Here’s a challenge: try listening to ‘Version’ all the way through without coming to the conclusion that all the trumpets in the world should be gathered in one place, melted down and converted into door knobs or some such non-musical brass entity. Anything to stop this bloke from getting his hands on one again.
DJ/producer/fashionista of the moment Mark Ronson first came up with the idea that indie might make good funk fodder with his interpretation of Radiohead’s ‘Just’, a refreshing and iconoclastic cover that showed what might have happened if the coffee in the Oxford gloomsters’ studio had been laced with Prozac.

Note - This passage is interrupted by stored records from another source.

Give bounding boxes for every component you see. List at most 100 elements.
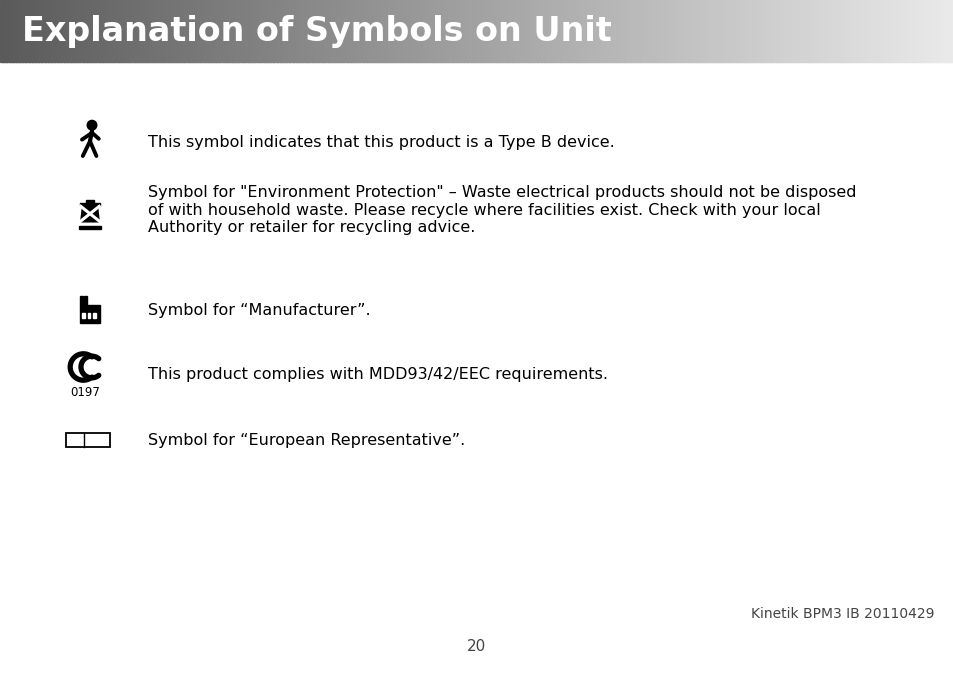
Bar bbox=[515, 0, 518, 62]
Text: This product complies with MDD93/42/EEC requirements.: This product complies with MDD93/42/EEC … bbox=[148, 368, 607, 383]
Circle shape bbox=[87, 120, 96, 130]
Text: of with household waste. Please recycle where facilities exist. Check with your : of with household waste. Please recycle … bbox=[148, 203, 820, 218]
Bar bbox=[721, 0, 725, 62]
Bar bbox=[312, 0, 315, 62]
Bar bbox=[26, 0, 30, 62]
Bar bbox=[905, 0, 909, 62]
Bar bbox=[569, 0, 573, 62]
Bar bbox=[279, 0, 284, 62]
Bar bbox=[626, 0, 630, 62]
Bar bbox=[858, 0, 862, 62]
Bar bbox=[372, 0, 375, 62]
Bar bbox=[64, 0, 68, 62]
Bar bbox=[641, 0, 646, 62]
Bar bbox=[216, 0, 220, 62]
Bar bbox=[54, 0, 58, 62]
Bar bbox=[622, 0, 627, 62]
Bar bbox=[45, 0, 49, 62]
Bar bbox=[210, 0, 213, 62]
Bar bbox=[924, 0, 928, 62]
Bar bbox=[829, 0, 833, 62]
Bar bbox=[839, 0, 842, 62]
Bar bbox=[350, 0, 354, 62]
Bar bbox=[575, 0, 579, 62]
Bar bbox=[222, 0, 227, 62]
Bar bbox=[114, 0, 118, 62]
Bar bbox=[699, 0, 703, 62]
Bar bbox=[229, 0, 233, 62]
Bar bbox=[486, 0, 490, 62]
Bar bbox=[260, 0, 265, 62]
Bar bbox=[41, 0, 46, 62]
Bar bbox=[251, 0, 255, 62]
Bar bbox=[810, 0, 814, 62]
Bar bbox=[874, 0, 878, 62]
Bar bbox=[848, 0, 852, 62]
Polygon shape bbox=[80, 296, 83, 306]
Bar bbox=[131, 0, 134, 62]
Bar bbox=[336, 0, 341, 62]
Bar bbox=[257, 0, 261, 62]
Bar bbox=[598, 0, 601, 62]
Bar bbox=[877, 0, 881, 62]
Bar bbox=[400, 0, 404, 62]
Bar bbox=[553, 0, 557, 62]
Text: This symbol indicates that this product is a Type B device.: This symbol indicates that this product … bbox=[148, 135, 614, 149]
Bar bbox=[340, 0, 344, 62]
Bar bbox=[416, 0, 420, 62]
Bar bbox=[779, 0, 782, 62]
Bar bbox=[200, 0, 204, 62]
Bar bbox=[410, 0, 414, 62]
Bar bbox=[476, 0, 480, 62]
Bar bbox=[893, 0, 897, 62]
Bar bbox=[22, 0, 27, 62]
Bar bbox=[715, 0, 719, 62]
Bar bbox=[660, 0, 665, 62]
Bar bbox=[718, 0, 722, 62]
Bar bbox=[150, 0, 153, 62]
Bar bbox=[658, 0, 661, 62]
Bar bbox=[937, 0, 942, 62]
Bar bbox=[362, 0, 366, 62]
Bar bbox=[460, 0, 465, 62]
Bar bbox=[521, 0, 525, 62]
Bar bbox=[70, 0, 74, 62]
Bar bbox=[31, 0, 36, 62]
Bar bbox=[324, 0, 328, 62]
Bar bbox=[448, 0, 452, 62]
Bar bbox=[855, 0, 859, 62]
Bar bbox=[464, 0, 468, 62]
Bar bbox=[489, 0, 494, 62]
Bar bbox=[788, 0, 792, 62]
Bar bbox=[502, 0, 506, 62]
Bar bbox=[191, 0, 194, 62]
Text: Symbol for "Environment Protection" – Waste electrical products should not be di: Symbol for "Environment Protection" – Wa… bbox=[148, 185, 856, 199]
Bar bbox=[305, 0, 309, 62]
Text: 0197: 0197 bbox=[71, 386, 100, 399]
Bar bbox=[886, 0, 890, 62]
Bar bbox=[391, 0, 395, 62]
Bar bbox=[902, 0, 906, 62]
Bar bbox=[740, 0, 744, 62]
Bar bbox=[807, 0, 811, 62]
Bar bbox=[19, 0, 23, 62]
Bar bbox=[613, 0, 618, 62]
Bar bbox=[238, 0, 242, 62]
Bar bbox=[181, 0, 185, 62]
Bar bbox=[896, 0, 900, 62]
Bar bbox=[283, 0, 287, 62]
Bar bbox=[60, 0, 65, 62]
Bar bbox=[743, 0, 747, 62]
Bar bbox=[943, 0, 947, 62]
Bar bbox=[498, 0, 503, 62]
Bar bbox=[670, 0, 675, 62]
Bar bbox=[927, 0, 932, 62]
Bar bbox=[753, 0, 757, 62]
Text: Symbol for “Manufacturer”.: Symbol for “Manufacturer”. bbox=[148, 302, 370, 318]
Text: Kinetik BPM3 IB 20110429: Kinetik BPM3 IB 20110429 bbox=[751, 607, 934, 621]
Bar bbox=[321, 0, 325, 62]
Bar bbox=[226, 0, 230, 62]
Bar bbox=[581, 0, 585, 62]
Bar bbox=[617, 0, 620, 62]
Bar bbox=[737, 0, 741, 62]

Additionally, being largely responsible for rescuing Amy Winehouse’s career with the same brassy treatment and giving a lite urban sheen to Lily Allen’s mumblings has seemingly convinced Mark that he’s stumbled across the winning formula.
And when he’s good, he’s very good. His instrumental take on Coldplay’s ‘God Put a Smile Upon Your Face’ sets a standard that he struggles to meet for the rest of the record, but Winehouse’s Motown-style version of The Zuton’s ‘Valerie’ doesn’t fall far short. And ‘Just’ sounds every bit as ballsy as when it first landed. But much of the rest is either pointless, flaccid or just plain ghastly.

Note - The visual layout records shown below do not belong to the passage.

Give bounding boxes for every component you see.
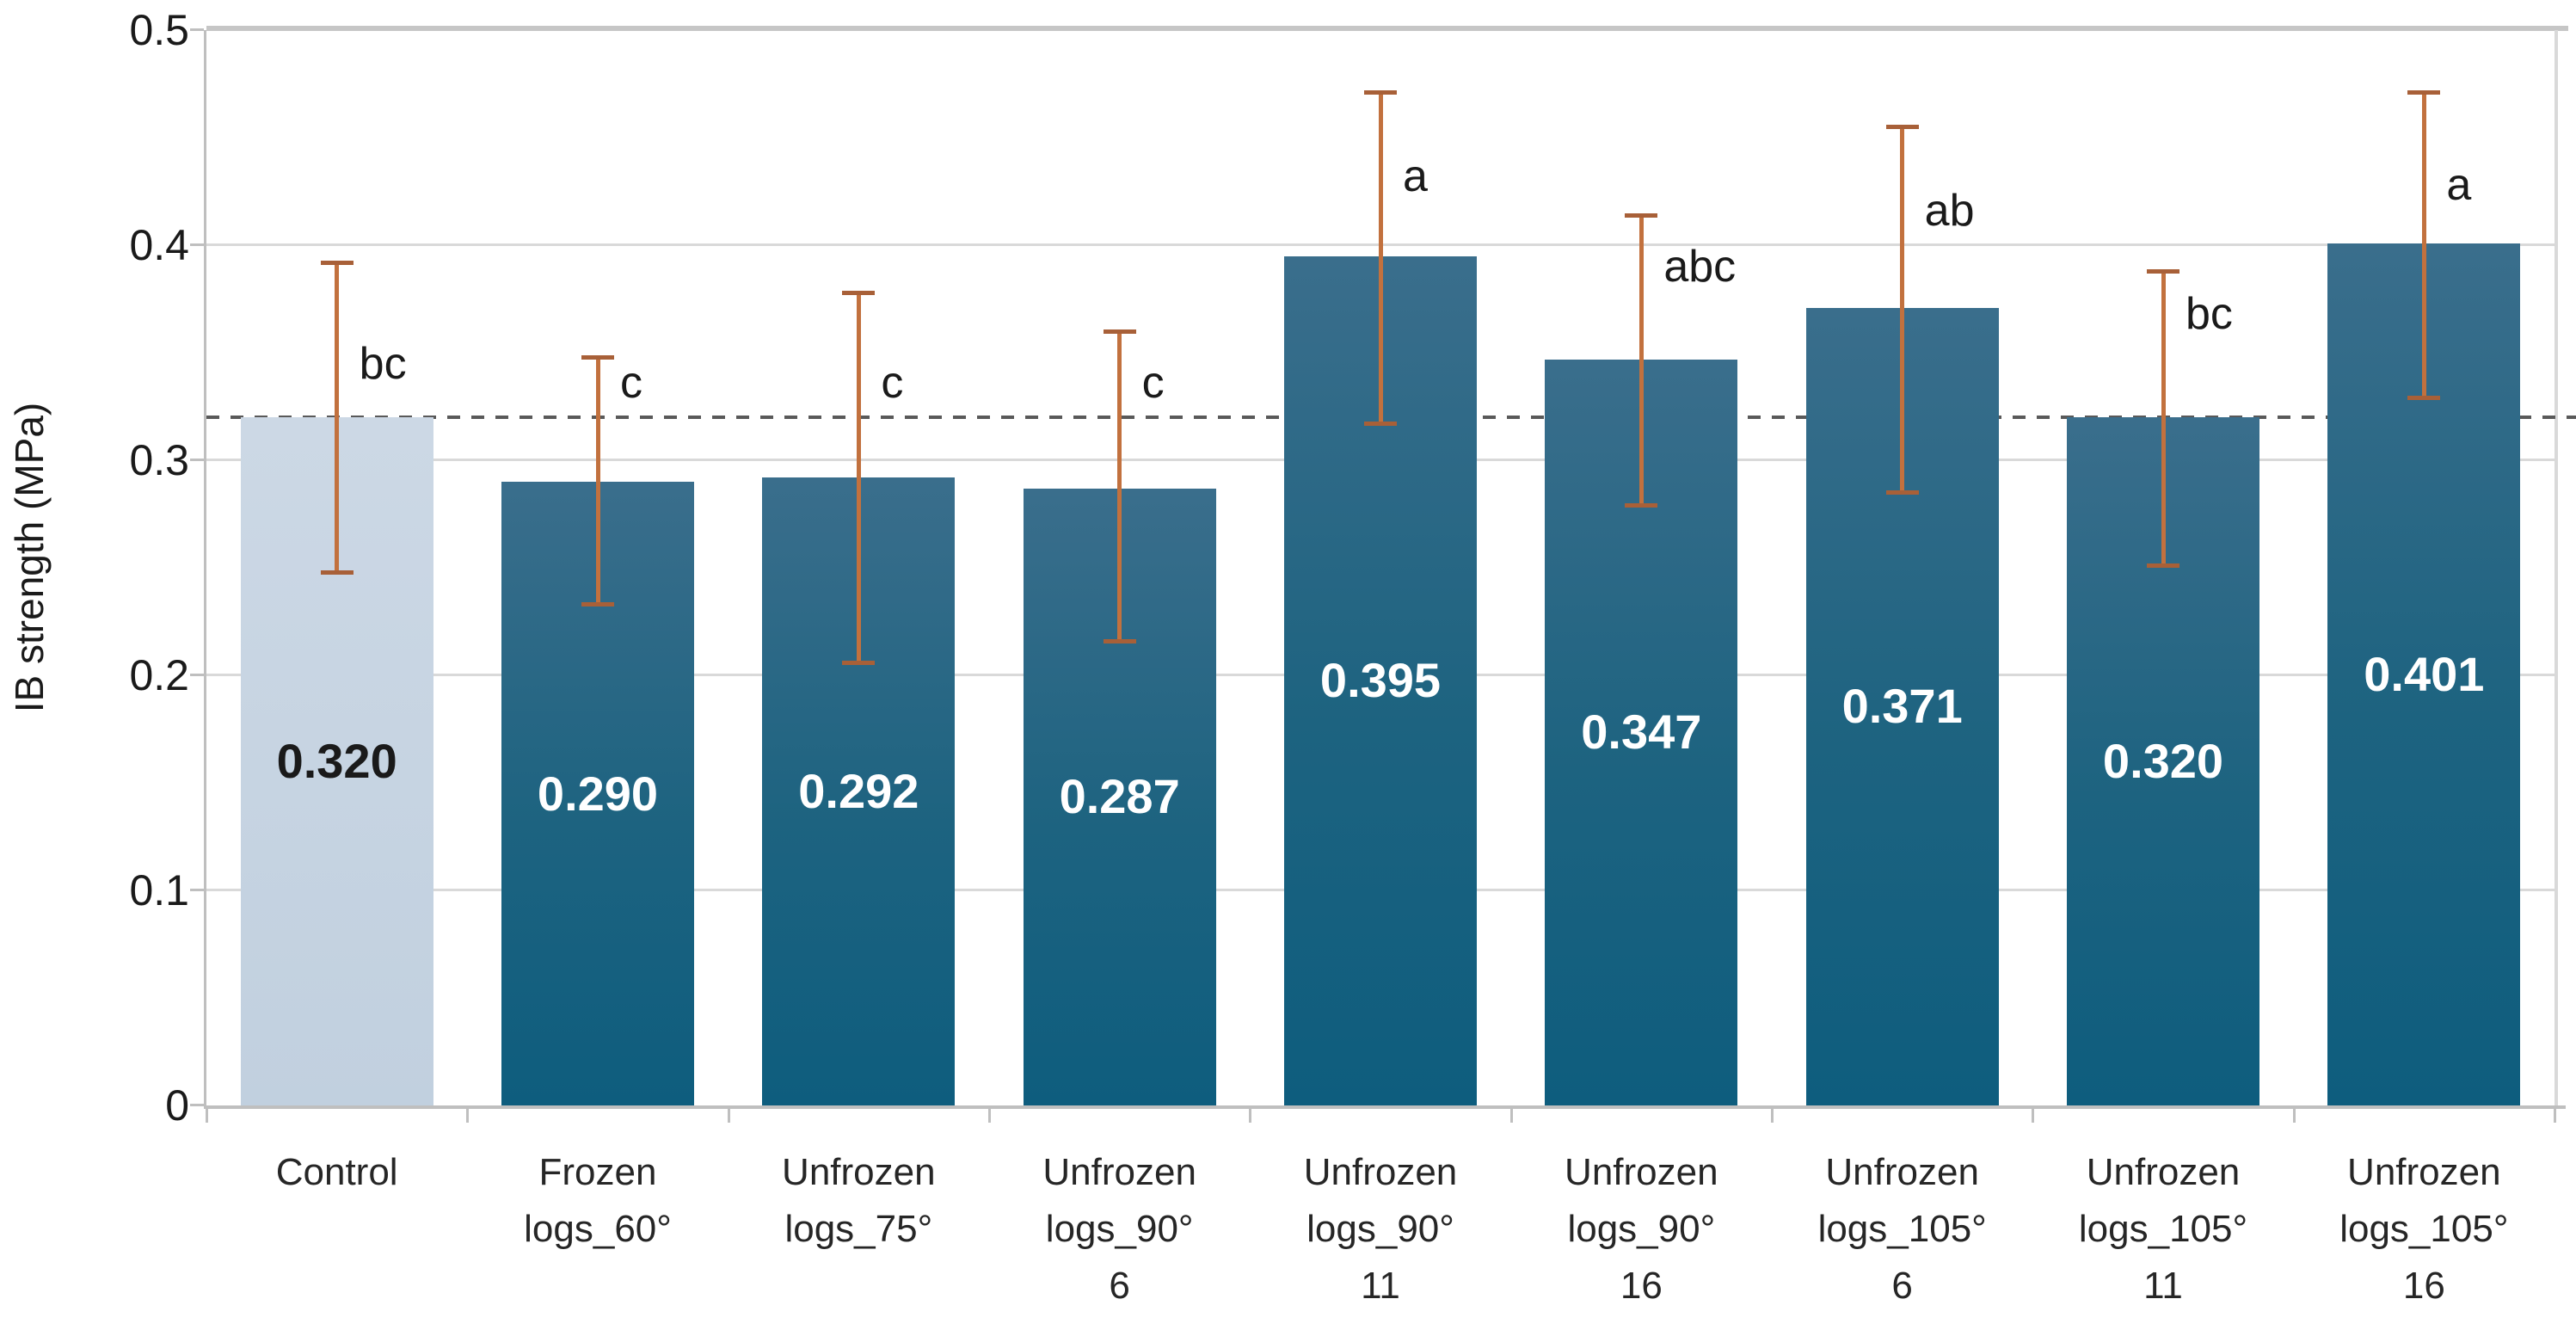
significance-letter: ab: [1924, 186, 1975, 236]
error-bar-cap-bottom: [1364, 422, 1397, 426]
y-axis-tick: [190, 889, 204, 891]
significance-letter: bc: [359, 338, 407, 389]
x-tick-label: Unfrozen logs_105° 16: [2339, 1151, 2509, 1307]
error-bar-cap-top: [1364, 90, 1397, 95]
x-tick-label: Unfrozen logs_90° 16: [1565, 1151, 1718, 1307]
error-bar: [856, 292, 861, 662]
significance-letter: c: [620, 358, 642, 408]
y-tick-label: 0.1: [129, 866, 189, 914]
significance-letter: a: [2446, 160, 2472, 210]
error-bar-cap-bottom: [2407, 396, 2441, 400]
error-bar: [595, 357, 600, 605]
x-tick-label: Unfrozen logs_90° 11: [1303, 1151, 1458, 1307]
error-bar-cap-top: [581, 354, 614, 360]
error-bar-cap-bottom: [320, 569, 354, 575]
y-tick-label: 0.4: [129, 221, 189, 269]
error-bar: [1378, 92, 1383, 424]
y-axis-tick: [190, 674, 204, 676]
bar-value-label: 0.371: [1841, 679, 1963, 734]
bar-value-label: 0.320: [2102, 734, 2224, 788]
bar-value-label: 0.320: [276, 734, 397, 788]
y-tick-label: 0: [165, 1081, 189, 1130]
x-axis-tick: [1509, 1109, 1513, 1123]
error-bar-cap-top: [1885, 125, 1919, 129]
error-bar: [2421, 92, 2426, 398]
x-tick-label: Frozen logs_60°: [524, 1151, 672, 1250]
x-tick-label: Unfrozen logs_105° 11: [2078, 1151, 2248, 1307]
x-axis-line: [204, 1105, 2567, 1109]
error-bar-cap-bottom: [1625, 503, 1658, 508]
x-tick-label: Control: [275, 1151, 398, 1193]
x-axis-tick: [2554, 1109, 2556, 1123]
significance-letter: a: [1403, 151, 1428, 201]
bar-value-label: 0.395: [1319, 653, 1442, 708]
x-axis-tick: [466, 1109, 470, 1123]
x-axis-tick: [988, 1109, 991, 1123]
significance-letter: c: [1141, 358, 1165, 408]
bar-value-label: 0.347: [1581, 705, 1702, 760]
x-axis-tick: [1771, 1109, 1774, 1123]
y-axis-line: [204, 30, 206, 1105]
bar-value-label: 0.287: [1059, 769, 1180, 824]
error-bar-cap-top: [1103, 329, 1136, 334]
bar-value-label: 0.290: [537, 766, 659, 821]
significance-letter: c: [881, 358, 904, 408]
significance-letter: bc: [2186, 289, 2233, 339]
x-tick-label: Unfrozen logs_75°: [782, 1151, 936, 1250]
significance-letter: abc: [1663, 242, 1737, 292]
error-bar: [2161, 271, 2166, 566]
x-axis-tick: [2292, 1109, 2296, 1123]
bar-value-label: 0.401: [2364, 646, 2485, 701]
y-tick-label: 0.2: [129, 651, 189, 699]
x-tick-label: Unfrozen logs_105° 6: [1817, 1151, 1987, 1307]
error-bar: [1900, 126, 1905, 493]
error-bar-cap-top: [2407, 90, 2441, 95]
error-bar-cap-bottom: [1103, 638, 1136, 643]
bar-value-label: 0.292: [798, 764, 919, 818]
y-axis-tick: [190, 1104, 204, 1106]
plot-right-border: [2554, 30, 2558, 1105]
error-bar: [1117, 331, 1122, 641]
plot-area: 0 0.1 0.2 0.3 0.4 0.5 0.320 bc 0.290 c 0.292 c 0.287…: [129, 6, 2576, 1130]
x-axis-tick: [727, 1109, 730, 1123]
x-tick-label: Unfrozen logs_90° 6: [1042, 1151, 1196, 1307]
x-axis-tick: [206, 1109, 208, 1123]
y-axis-tick: [190, 28, 204, 31]
error-bar: [335, 262, 340, 572]
x-axis-tick: [2032, 1109, 2035, 1123]
error-bar-cap-top: [842, 290, 876, 295]
error-bar-cap-bottom: [1885, 490, 1919, 495]
error-bar-cap-top: [1625, 212, 1658, 218]
error-bar: [1638, 215, 1644, 506]
error-bar-cap-bottom: [581, 602, 614, 606]
error-bar-cap-bottom: [2147, 563, 2179, 568]
plot-top-border: [206, 26, 2569, 31]
y-tick-label: 0.5: [129, 6, 189, 54]
error-bar-cap-bottom: [842, 660, 876, 665]
y-axis-tick: [190, 459, 204, 461]
x-axis-tick: [1249, 1109, 1252, 1123]
y-tick-label: 0.3: [129, 436, 189, 484]
y-axis-tick: [190, 243, 204, 246]
error-bar-cap-top: [2147, 268, 2179, 274]
error-bar-cap-top: [320, 260, 354, 265]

Lily Allen mumbles her way through Kaiser Chiefs’ ‘Oh My God’ like she’s merely doing a favour for her mate, while Robbie Williams’ nondescript effort on The Charlatans’ ‘The Only One I Know’ is as horrible as you’d imagine. Ronson’s version of ‘Pretty Green’ aims for the toy-town hip hop of 'Buffalo Girls', but merely succeeds in turning The Jam into Boney M. Paul Smith and Tom Meighan’s contributions to their own songs can’t protect their children from the rampant Ronson’s horn, while the cover of The Smiths is every bit as dreadful as its popularity is inexplicable.

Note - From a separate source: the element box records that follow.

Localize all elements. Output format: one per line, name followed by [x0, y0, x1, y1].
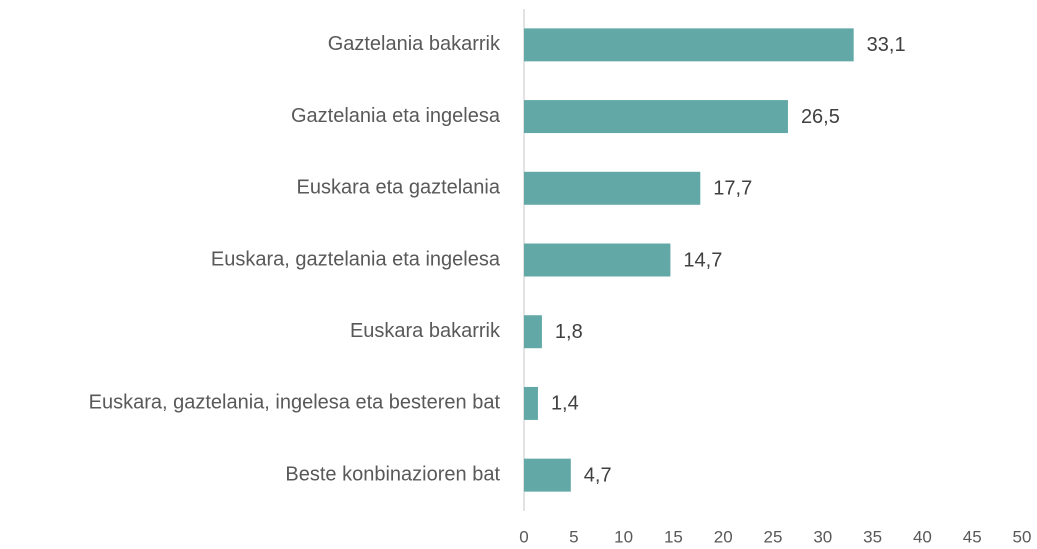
x-tick-label: 0 — [519, 527, 528, 546]
value-label: 1,8 — [555, 321, 583, 343]
category-label: Gaztelania eta ingelesa — [291, 105, 501, 127]
bar — [524, 28, 854, 62]
x-tick-label: 5 — [569, 527, 578, 546]
x-tick-label: 25 — [764, 527, 783, 546]
x-tick-label: 35 — [863, 527, 882, 546]
category-label: Beste konbinazioren bat — [285, 463, 500, 485]
value-label: 4,7 — [584, 464, 612, 486]
x-tick-label: 10 — [614, 527, 633, 546]
value-label: 17,7 — [713, 178, 752, 200]
value-label: 26,5 — [801, 106, 840, 128]
value-label: 33,1 — [867, 34, 906, 56]
x-tick-label: 45 — [963, 527, 982, 546]
x-tick-label: 30 — [813, 527, 832, 546]
x-tick-label: 40 — [913, 527, 932, 546]
category-label: Euskara eta gaztelania — [297, 177, 501, 199]
category-label: Euskara bakarrik — [350, 320, 501, 342]
category-label: Euskara, gaztelania eta ingelesa — [211, 248, 501, 270]
bar — [524, 171, 701, 205]
x-tick-label: 20 — [714, 527, 733, 546]
x-tick-label: 50 — [1013, 527, 1032, 546]
bar — [524, 458, 571, 492]
bar — [524, 386, 538, 420]
bar — [524, 100, 788, 134]
category-label: Euskara, gaztelania, ingelesa eta bester… — [89, 392, 501, 414]
bar — [524, 315, 542, 349]
bar — [524, 243, 671, 277]
category-label: Gaztelania bakarrik — [328, 33, 501, 55]
value-label: 1,4 — [551, 393, 579, 415]
x-tick-label: 15 — [664, 527, 683, 546]
value-label: 14,7 — [683, 249, 722, 271]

However, the main flaw with ‘Versions’ is not that certain songs don’t work or that some of the collaborations are unimaginative. The real problem is that its just a shit concept. On ‘Version’, Ronson comes across like a musical Dom Joly, coming up with one idea and then trampling you to death with it. Jolie had a big mobile phone, Ronson has trumpets. Many, many trumpets.